When it comes to materials, Farrell says it is all about whole-of-life strategy.
Products, materials and finishes need to be carefully specified to minimise corrosion, deterioration and maintenance in the heat and moisture of tropical environments.
Proprietary systems and materials that rely on rubbers, adhesives, sealants, silicones, resins and binders, for example, may be subject to deterioration or delamination faster in the tropics due to high heat, humidity and mould.
Materials that out-gas VOCs should be avoided as high humidity and heat may accelerate the release of toxic substances.
Reducing reliance on electrical energy, whether through good passive design and/or renewable energy sources, is more than just good sustainable best practice, says Farrell. It also allows communities to recover more quickly after extreme weather events.
Great solar access in tropical latitudes means more opportunities for PV energy sources and solar water heating. Other innovative energy technologies are particularly suitable for tropical climates. The wet tropics have an abundance of water to produce hydroelectricity, and water sources may also be used for heat transfer technology.
The rising cost of infrastructure provision is another challenge, but clever design and use of technology around water demand and supply can provide a significant reduction in mains water usage.
For instance, the use of rainwater tanks and onsite recycling can produce benefits such as a reduction in the use of pipe quantities, reticulation energy and waste treatment.

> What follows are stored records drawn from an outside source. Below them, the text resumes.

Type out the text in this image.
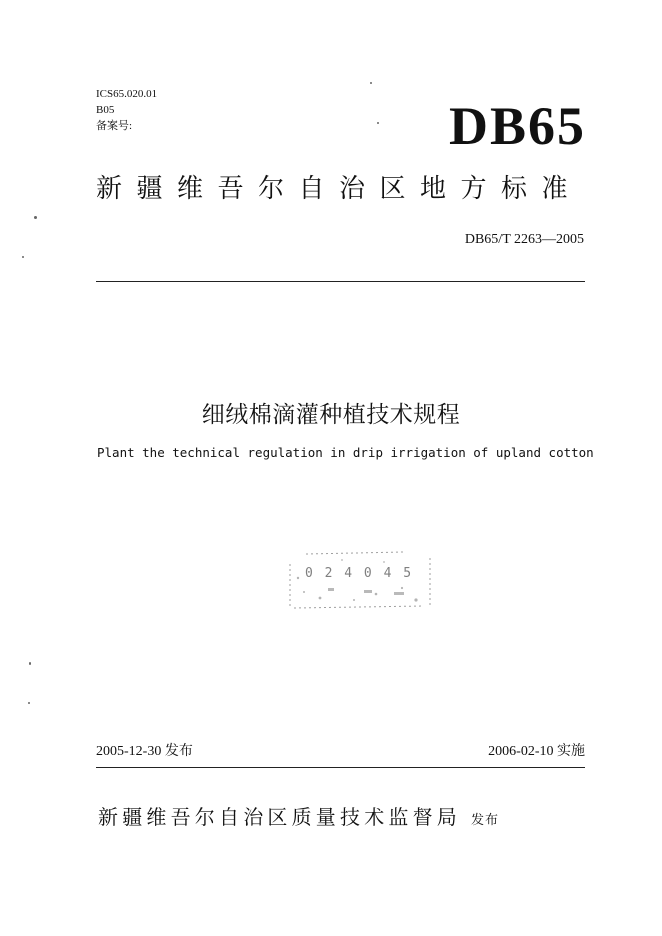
ICS65.020.01
B05
备案号:	DB65
新疆维吾尔自治区地方标准
DB65/T 2263—2005
细绒棉滴灌种植技术规程
Plant the technical regulation in drip irrigation of upland cotton
0 2 4 0 4 5
2005-12-30 发布	2006-02-10 实施
新疆维吾尔自治区质量技术监督局 发布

Another benefit may be reduced erosion through a reduction of water flows that are diverted from water courses in peak rainfall periods as well as reduced flooding risks in urban areas.

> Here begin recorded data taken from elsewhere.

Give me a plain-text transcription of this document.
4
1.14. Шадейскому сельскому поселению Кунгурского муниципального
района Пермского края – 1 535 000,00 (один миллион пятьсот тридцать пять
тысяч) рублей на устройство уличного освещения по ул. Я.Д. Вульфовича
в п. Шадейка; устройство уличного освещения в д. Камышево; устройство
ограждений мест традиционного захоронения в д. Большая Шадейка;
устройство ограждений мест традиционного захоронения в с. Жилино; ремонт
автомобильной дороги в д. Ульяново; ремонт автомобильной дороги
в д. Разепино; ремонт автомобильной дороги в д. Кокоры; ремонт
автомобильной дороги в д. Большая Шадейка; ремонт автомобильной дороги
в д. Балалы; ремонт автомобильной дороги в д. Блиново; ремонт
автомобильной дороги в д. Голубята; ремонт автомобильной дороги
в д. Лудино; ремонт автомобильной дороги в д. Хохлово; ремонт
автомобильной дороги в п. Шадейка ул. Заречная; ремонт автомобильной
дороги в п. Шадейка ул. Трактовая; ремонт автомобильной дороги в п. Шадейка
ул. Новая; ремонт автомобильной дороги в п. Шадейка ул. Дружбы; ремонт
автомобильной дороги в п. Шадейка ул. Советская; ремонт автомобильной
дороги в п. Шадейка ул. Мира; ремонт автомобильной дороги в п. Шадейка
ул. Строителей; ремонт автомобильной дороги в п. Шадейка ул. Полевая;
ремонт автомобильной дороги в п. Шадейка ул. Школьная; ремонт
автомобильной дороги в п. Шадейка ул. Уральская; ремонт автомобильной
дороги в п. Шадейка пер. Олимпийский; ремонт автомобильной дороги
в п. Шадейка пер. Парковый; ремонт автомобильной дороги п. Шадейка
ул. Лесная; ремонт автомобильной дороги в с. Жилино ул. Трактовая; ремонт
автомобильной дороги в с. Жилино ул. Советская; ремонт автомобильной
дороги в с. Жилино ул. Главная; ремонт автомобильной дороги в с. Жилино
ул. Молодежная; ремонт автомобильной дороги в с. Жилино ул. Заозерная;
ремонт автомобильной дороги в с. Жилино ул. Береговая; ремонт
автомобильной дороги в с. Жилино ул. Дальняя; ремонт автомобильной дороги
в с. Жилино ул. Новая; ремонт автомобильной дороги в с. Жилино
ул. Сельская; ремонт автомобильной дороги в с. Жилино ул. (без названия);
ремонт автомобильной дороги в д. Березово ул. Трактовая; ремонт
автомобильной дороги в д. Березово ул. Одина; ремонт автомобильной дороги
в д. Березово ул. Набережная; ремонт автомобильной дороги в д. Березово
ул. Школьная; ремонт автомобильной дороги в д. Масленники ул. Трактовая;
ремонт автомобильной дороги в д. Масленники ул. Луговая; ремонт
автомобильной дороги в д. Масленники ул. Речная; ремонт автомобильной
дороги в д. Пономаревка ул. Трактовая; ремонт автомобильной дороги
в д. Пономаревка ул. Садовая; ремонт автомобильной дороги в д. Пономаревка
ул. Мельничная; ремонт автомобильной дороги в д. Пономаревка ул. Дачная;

The Great Barrier Reef International Marine College (GBRIMC) in Cairns by architects Conrad Gargett demonstrates many of these core principles in practice.

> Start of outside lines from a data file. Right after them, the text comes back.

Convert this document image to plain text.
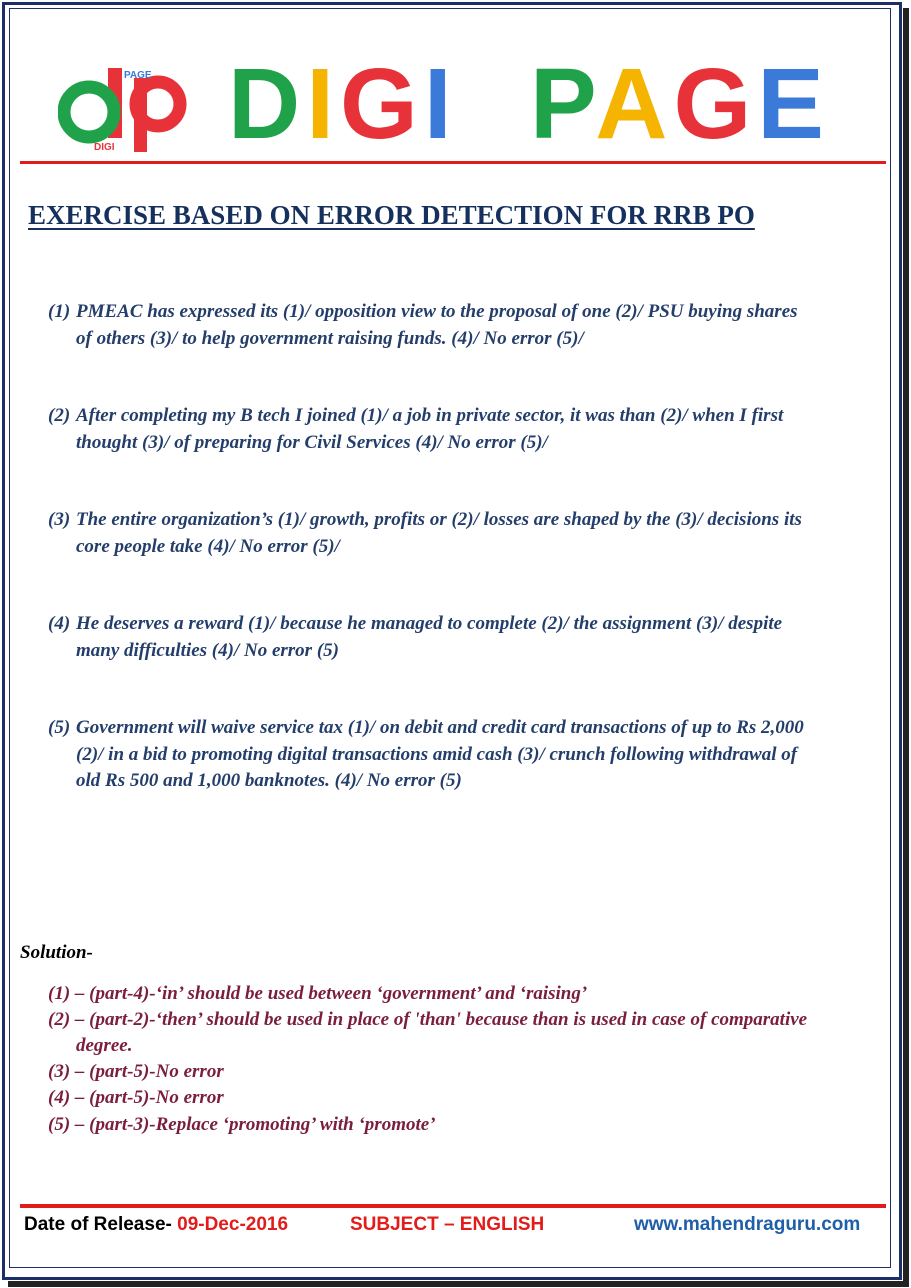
PAGE
DIGI DIGI PAGE
EXERCISE BASED ON ERROR DETECTION FOR RRB PO
(1) PMEAC has expressed its (1)/ opposition view to the proposal of one (2)/ PSU buying shares
of others (3)/ to help government raising funds. (4)/ No error (5)/
(2) After completing my B tech I joined (1)/ a job in private sector, it was than (2)/ when I first
thought (3)/ of preparing for Civil Services (4)/ No error (5)/
(3) The entire organization’s (1)/ growth, profits or (2)/ losses are shaped by the (3)/ decisions its
core people take (4)/ No error (5)/
(4) He deserves a reward (1)/ because he managed to complete (2)/ the assignment (3)/ despite
many difficulties (4)/ No error (5)
(5) Government will waive service tax (1)/ on debit and credit card transactions of up to Rs 2,000
(2)/ in a bid to promoting digital transactions amid cash (3)/ crunch following withdrawal of
old Rs 500 and 1,000 banknotes. (4)/ No error (5)
Solution-
(1) – (part-4)-‘in’ should be used between ‘government’ and ‘raising’
(2) – (part-2)-‘then’ should be used in place of 'than' because than is used in case of comparative
degree.
(3) – (part-5)-No error
(4) – (part-5)-No error
(5) – (part-3)-Replace ‘promoting’ with ‘promote’
Date of Release- 09-Dec-2016	SUBJECT – ENGLISH	www.mahendraguru.com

The challenge here was to create an inspirational facility from a very limited budget that had a distinctive marine character while embodying environmentally sustainable initiatives where possible. Techniques used included:
With a prominent north-facing building orientation the design acknowledges basic passive design principles and additional passive climatic responses where acquired through the placement of rooms based on use and facade treatments.
Passive design initiatives include the provision of external and internal shading to the classrooms and office glazing to provide optimum thermal comfort and sufficient day light penetration to avoid excessive artificial light usage.
Active systems employed to reduce energy consumption include the use of mixed mode system incorporating user-operated openable windows for night time purging, ceiling fans for daytime natural ventilation and air conditioning to control tropical climate effects, flexible switching of lighting, lighting that uses movement sensors, and the use of suspended lighting to provide both direct and indirect lighting.
Indoor environment quality
One of the key achievements for the college is the proximity of classroom and workshop areas to daylight and views. From an internal courtyard, students can enjoy views to the landscape and featured immersion pool but also beyond to the Great Dividing Range and Trinity Inlet that frames the site.
Other initiatives include the use of low-VOC paints and carpets, zero formaldehyde joinery and increased ventilation rates, all of which improve the indoor environment quality for both teachers and students.
Water use strategies within the college have been managed through capture (roof water collection and water sensitive design), storage (underground tanks), reuse (water used for immersion pool and landscape irrigation) and reduction (low flow taps and toilet cisterns).
Whole-of-life cost optimisation resulted in material selections based on environmental responsibility, energy conservation and the capital cost balanced against operational and maintenance costs. Material selection was also based on real life boat and marine environments as part of the on-the-job training requirements for the college.